The Mudcat Café TM
Thread #117053   Message #2520517
Posted By: GUEST,Howard Jones
20-Dec-08 - 07:31 AM
Thread Name: Reels, dots and hornpipes
Subject: RE: Reels, dots and hornpipes
Yes, but how much emphasis do you put on the DUM? The notation doesn't really tell you. Some hornpipes are played with a very definite emphasis - Harvest Home is possibly one of them - but others may be played more smoothly. If a particular tune is to be played emphatically dotted, then by all means write it like that, but be aware that it may not the only way to play it. Even if it is to be played dotted, that can sound very plodding unless you give it a bit of swing, which the notation can't capture.

The point I'm trying to get across is that whether hornpipes are written dotted or undotted, the player has to decide for themselves how much emphasis or swing to give the tune. They can't get that from the dots, they can only get it from listening, or even better by dancing to a few.

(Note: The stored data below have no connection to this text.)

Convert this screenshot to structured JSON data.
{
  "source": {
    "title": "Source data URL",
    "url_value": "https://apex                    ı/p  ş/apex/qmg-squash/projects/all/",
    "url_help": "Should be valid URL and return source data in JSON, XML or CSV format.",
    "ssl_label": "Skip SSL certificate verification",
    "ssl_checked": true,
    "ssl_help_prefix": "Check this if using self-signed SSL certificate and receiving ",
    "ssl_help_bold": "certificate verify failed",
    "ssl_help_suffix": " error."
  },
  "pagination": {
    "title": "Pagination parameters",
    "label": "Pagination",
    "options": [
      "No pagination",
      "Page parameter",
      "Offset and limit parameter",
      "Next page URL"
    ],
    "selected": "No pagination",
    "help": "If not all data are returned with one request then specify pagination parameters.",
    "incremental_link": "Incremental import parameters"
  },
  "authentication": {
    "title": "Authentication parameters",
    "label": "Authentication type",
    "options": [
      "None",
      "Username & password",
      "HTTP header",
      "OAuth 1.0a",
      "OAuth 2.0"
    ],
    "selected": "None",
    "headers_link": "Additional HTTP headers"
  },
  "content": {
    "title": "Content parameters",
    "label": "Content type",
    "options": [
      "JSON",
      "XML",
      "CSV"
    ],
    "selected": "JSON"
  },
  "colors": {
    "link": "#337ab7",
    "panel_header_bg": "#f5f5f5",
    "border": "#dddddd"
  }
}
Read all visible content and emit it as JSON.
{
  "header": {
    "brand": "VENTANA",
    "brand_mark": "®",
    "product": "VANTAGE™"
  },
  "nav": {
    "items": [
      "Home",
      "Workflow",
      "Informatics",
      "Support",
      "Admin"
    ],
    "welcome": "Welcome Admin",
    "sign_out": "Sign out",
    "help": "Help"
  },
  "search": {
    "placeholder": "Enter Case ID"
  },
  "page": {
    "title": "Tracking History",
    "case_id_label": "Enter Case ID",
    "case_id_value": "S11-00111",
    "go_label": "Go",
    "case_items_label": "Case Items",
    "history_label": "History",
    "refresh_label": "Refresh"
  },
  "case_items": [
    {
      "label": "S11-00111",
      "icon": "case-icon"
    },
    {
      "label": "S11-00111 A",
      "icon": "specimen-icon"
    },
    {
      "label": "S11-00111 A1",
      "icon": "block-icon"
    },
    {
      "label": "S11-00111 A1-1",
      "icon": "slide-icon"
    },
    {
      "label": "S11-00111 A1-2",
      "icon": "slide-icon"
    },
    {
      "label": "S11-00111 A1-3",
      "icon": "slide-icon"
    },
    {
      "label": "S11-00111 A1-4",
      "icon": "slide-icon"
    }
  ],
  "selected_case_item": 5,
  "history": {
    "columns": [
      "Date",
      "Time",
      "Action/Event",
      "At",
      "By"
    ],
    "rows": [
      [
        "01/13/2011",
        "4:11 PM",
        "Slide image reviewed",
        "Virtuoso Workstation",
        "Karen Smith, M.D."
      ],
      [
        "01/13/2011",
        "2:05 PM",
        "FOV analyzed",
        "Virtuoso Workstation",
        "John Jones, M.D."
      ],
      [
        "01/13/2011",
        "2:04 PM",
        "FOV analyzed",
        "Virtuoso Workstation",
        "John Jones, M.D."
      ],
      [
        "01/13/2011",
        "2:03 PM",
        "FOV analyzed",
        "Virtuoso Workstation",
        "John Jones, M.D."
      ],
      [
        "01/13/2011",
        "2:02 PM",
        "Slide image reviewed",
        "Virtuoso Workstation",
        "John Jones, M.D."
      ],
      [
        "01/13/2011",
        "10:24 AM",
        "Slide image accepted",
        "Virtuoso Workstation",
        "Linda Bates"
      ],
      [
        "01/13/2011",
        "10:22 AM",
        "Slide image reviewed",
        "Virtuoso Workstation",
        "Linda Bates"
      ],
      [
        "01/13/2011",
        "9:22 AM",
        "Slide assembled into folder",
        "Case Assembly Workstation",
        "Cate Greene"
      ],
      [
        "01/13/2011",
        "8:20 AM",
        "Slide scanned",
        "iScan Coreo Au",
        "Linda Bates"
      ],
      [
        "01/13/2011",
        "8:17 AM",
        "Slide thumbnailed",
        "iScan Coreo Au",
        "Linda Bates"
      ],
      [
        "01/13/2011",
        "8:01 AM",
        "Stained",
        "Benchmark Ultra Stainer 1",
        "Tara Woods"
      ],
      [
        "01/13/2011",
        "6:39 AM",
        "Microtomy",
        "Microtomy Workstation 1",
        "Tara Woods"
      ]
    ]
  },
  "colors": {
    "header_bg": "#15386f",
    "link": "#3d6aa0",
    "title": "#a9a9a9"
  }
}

To take a tune dear to my heart, Barry Callaghan's "Hardcore English" gives two versions of the Cliffe Hornpipe, one dotted and one undotted. The dotted version, played as written, sounds absolutely fine. But it is only one way to play the tune, and doesn't represent the way Bob Cann, for example, played it. In fairness, neither does the undotted version, played exactly as written. This is my point - once you've learned the notes from the dots you have to understand how to play those notes, and conventional music notation isn't up to it (unless you get very detailed, when it's almost impossible to read). The interpretation and understanding has to come from listening.

Cap'n, out of more than 50 hornpipes in "Hardcore English", only 5 are written dotted, and these are presumably those tunes such as "Kirkgate Hornpipe" which are intended to be played with a lot of emphasis. But I knew Barry well enough to know that he did not intend the others to be played exactly as written, with little or no emphasis - he would expect the player to understand how to interpret a hornpipe. And this goes for jigs and other rhythms too.